Widerspruch
Transit (Verlag)
978-3-88747-366-2 (ISBN)
Justizgeschichte ist Kulturgeschichte. Ein Blick in die Gerichtssäle zeichnet oft ein schärferes Bild der Gesellschaft als es ein ganzer Zirkel angesehenster Soziologen zustande bringen kann. In diesem Buch schreibe ich über Menschen, die seit dem Ende der 60er Jahre bis heute mit der Justiz aneinandergerieten und zu ›Fällen‹ wurden, die ich vor Gericht ausgefochten habe.Hartmut Wächtler
Wächtler berichtet spannend, fundiert und mit einer gepfefferten Prise Ironie von den ersten Verfahren während der 68er-Studentenproteste, von Prozessen gegen »Rädelsführer« wie Rolf Pohle, gegen Feministinnen wie Ingrid Strobl, Bürgerinitiativen (Wackersdorf), antiautoritäre Zeitschriften (das BLATT), gegen Kollegen, die Berufsverbote bekommen sollten, gegen Studenten, die sich mit der heftig braunen Vergangenheit ihrer Professoren beschäftigten, oder West- und Ostspione nach der Wiedervereinigung.
Manche dieser Prozesse liefen bis zum Bundesverfassungsgericht.
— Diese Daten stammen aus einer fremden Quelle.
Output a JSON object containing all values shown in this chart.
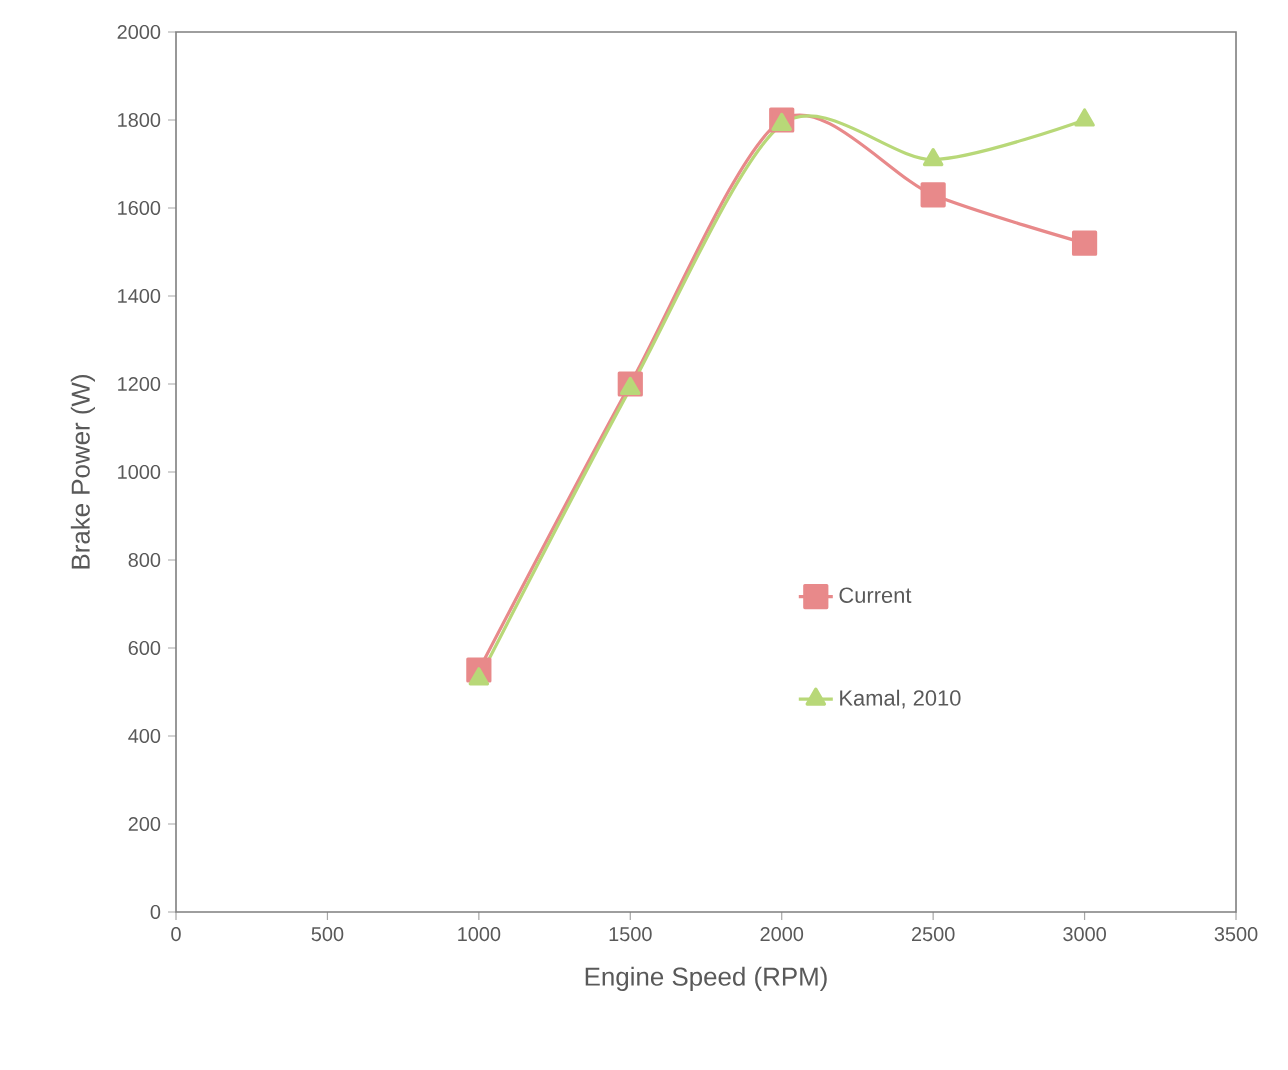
{
  "chart_data": {
    "type": "line",
    "xlabel": "Engine Speed (RPM)",
    "ylabel": "Brake Power (W)",
    "x": [
      1000,
      1500,
      2000,
      2500,
      3000
    ],
    "series": [
      {
        "name": "Current",
        "color": "#e8898a",
        "marker": "square",
        "values": [
          550,
          1200,
          1800,
          1630,
          1520
        ]
      },
      {
        "name": "Kamal, 2010",
        "color": "#b8d878",
        "marker": "triangle",
        "values": [
          530,
          1190,
          1790,
          1710,
          1800
        ]
      }
    ],
    "xlim": [
      0,
      3500
    ],
    "ylim": [
      0,
      2000
    ],
    "xticks": [
      0,
      500,
      1000,
      1500,
      2000,
      2500,
      3000,
      3500
    ],
    "yticks": [
      0,
      200,
      400,
      600,
      800,
      1000,
      1200,
      1400,
      1600,
      1800,
      2000
    ],
    "legend": "right",
    "line_style": "solid"
  }
}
In fast allen Fällen waren es »Gesinnungen«, also nicht in erster Linie Taten, um die es ging, sondern um unbequeme oder radikale politische Haltungen, die dem konservativen Gesellschaftsbild von Polizei und/oder Gerichten zuwiderliefen.
Hartmut Wächtler, geboren 1944 in Bayreuth, studierte Jura in Berlin und München und arbeitete schon vor seiner Zulassung als Anwalt in der studentischen Rechtshilfe. Er lebt und arbeitet in München und in Niederbayern. »Pfeifen und Johlen gehört zur Meinungsfreiheit«, sagt er, »und wenn er vor Gericht auftritt, lässt er sich nichts gefallen.« (Süddeutsche Zeitung).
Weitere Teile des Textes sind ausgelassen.